# had a great find today



## gladerunner (Jan 24, 2009)

Was looking at a job today in an old abandoned warehouse, In the boiler room I found 3 brand new in the box asbestos lead runners. for all of you pvc guy's who don't know what a great find this is, an asbestos runner when taken care of will last a lifetime. The runners we buy today seem to last for about 100-150 joints tops. we do alot of lead and okum here (all underground).


----------



## bigdaddyrob (May 14, 2009)

what area of Pa are u in ? Seen a lot of new work there and never say pack and poured joints. Of course I was limited to not to far off 83, lol


----------



## 422 plumber (Jul 31, 2008)

An early Christmas present.:thumbup:


----------



## DUNBAR PLUMBING (Sep 11, 2008)

Nice find. I remember using them years ago for some commercial work that spec'd lead pours.


Post pictures!


----------



## gladerunner (Jan 24, 2009)

bigdaddyrob said:


> what area of Pa are u in ? Seen a lot of new work there and never say pack and poured joints. Of course I was limited to not to far off 83, lol


 In philadelphia, all underground packed and poured from 10' outside foundation in, also all commercial and more than 3 dwelling units cast and copper only through-out


----------



## 422 plumber (Jul 31, 2008)

At this old factory in Chicago, the maintenance boss gave me the keys to some cabinets in the old boiler room. In one of the cabinets I found thousands of dollars worth of 2" and 3" copper sweat fittings. He had only been there about 4 years and have never poked around back there. I found what I needed and told him about the stash. He shrugged his shoulders, now, the place has been sold and he got let go and I don't get called there anymore. Nuts.


----------



## SewerRatz (Apr 25, 2009)

jjbex said:


> At this old factory in Chicago, the maintenance boss gave me the keys to some cabinets in the old boiler room. In one of the cabinets I found thousands of dollars worth of 2" and 3" copper sweat fittings. He had only been there about 4 years and have never poked around back there. I found what I needed and told him about the stash. He shrugged his shoulders, now, the place has been sold and he got let go and I don't get called there anymore. Nuts.

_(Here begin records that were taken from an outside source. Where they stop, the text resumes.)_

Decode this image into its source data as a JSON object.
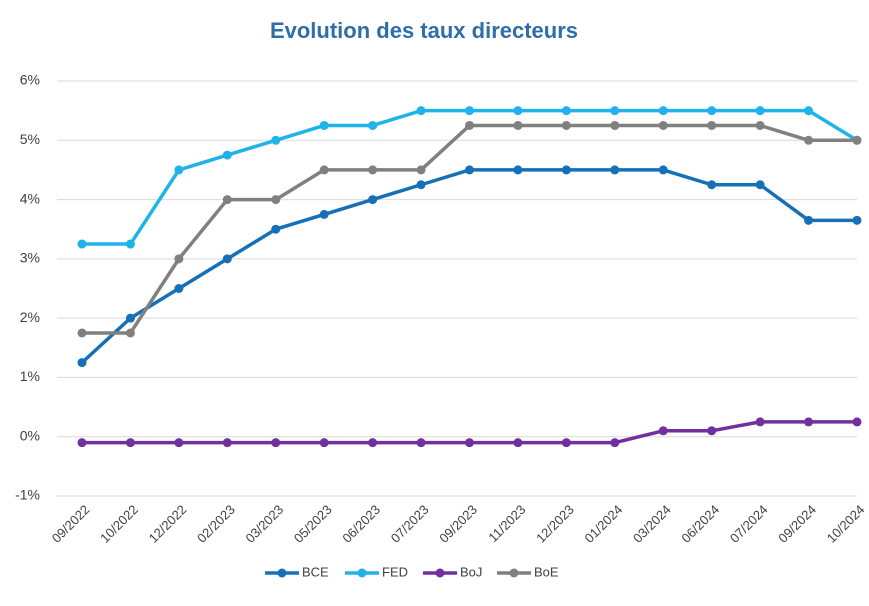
{
  "chart_data": {
    "type": "line",
    "title": "Evolution des taux directeurs",
    "categories": [
      "09/2022",
      "10/2022",
      "12/2022",
      "02/2023",
      "03/2023",
      "05/2023",
      "06/2023",
      "07/2023",
      "09/2023",
      "11/2023",
      "12/2023",
      "01/2024",
      "03/2024",
      "06/2024",
      "07/2024",
      "09/2024",
      "10/2024"
    ],
    "series": [
      {
        "name": "BCE",
        "color": "#1570b8",
        "values": [
          1.25,
          2,
          2.5,
          3,
          3.5,
          3.75,
          4,
          4.25,
          4.5,
          4.5,
          4.5,
          4.5,
          4.5,
          4.25,
          4.25,
          3.65,
          3.65
        ]
      },
      {
        "name": "FED",
        "color": "#1fb3ea",
        "values": [
          3.25,
          3.25,
          4.5,
          4.75,
          5,
          5.25,
          5.25,
          5.5,
          5.5,
          5.5,
          5.5,
          5.5,
          5.5,
          5.5,
          5.5,
          5.5,
          5
        ]
      },
      {
        "name": "BoJ",
        "color": "#7030a0",
        "values": [
          -0.1,
          -0.1,
          -0.1,
          -0.1,
          -0.1,
          -0.1,
          -0.1,
          -0.1,
          -0.1,
          -0.1,
          -0.1,
          -0.1,
          0.1,
          0.1,
          0.25,
          0.25,
          0.25
        ]
      },
      {
        "name": "BoE",
        "color": "#808080",
        "values": [
          1.75,
          1.75,
          3,
          4,
          4,
          4.5,
          4.5,
          4.5,
          5.25,
          5.25,
          5.25,
          5.25,
          5.25,
          5.25,
          5.25,
          5,
          5
        ]
      }
    ],
    "ylim": [
      -1,
      6
    ],
    "yticks": [
      {
        "value": -1,
        "label": "-1%"
      },
      {
        "value": 0,
        "label": "0%"
      },
      {
        "value": 1,
        "label": "1%"
      },
      {
        "value": 2,
        "label": "2%"
      },
      {
        "value": 3,
        "label": "3%"
      },
      {
        "value": 4,
        "label": "4%"
      },
      {
        "value": 5,
        "label": "5%"
      },
      {
        "value": 6,
        "label": "6%"
      }
    ],
    "grid": true,
    "legend": "bottom"
  }
}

 I don't recall how far back this was. But I recall the Chicago public schools where saying how they needed all this cash to fix up the schools and such. Then one day some one came across a stash of plumbing parts and fixtures, drywall, paint, you name it it was there, enough to fix up all the schools twice over.


----------



## 422 plumber (Jul 31, 2008)

How much wastage is in the CPS?


----------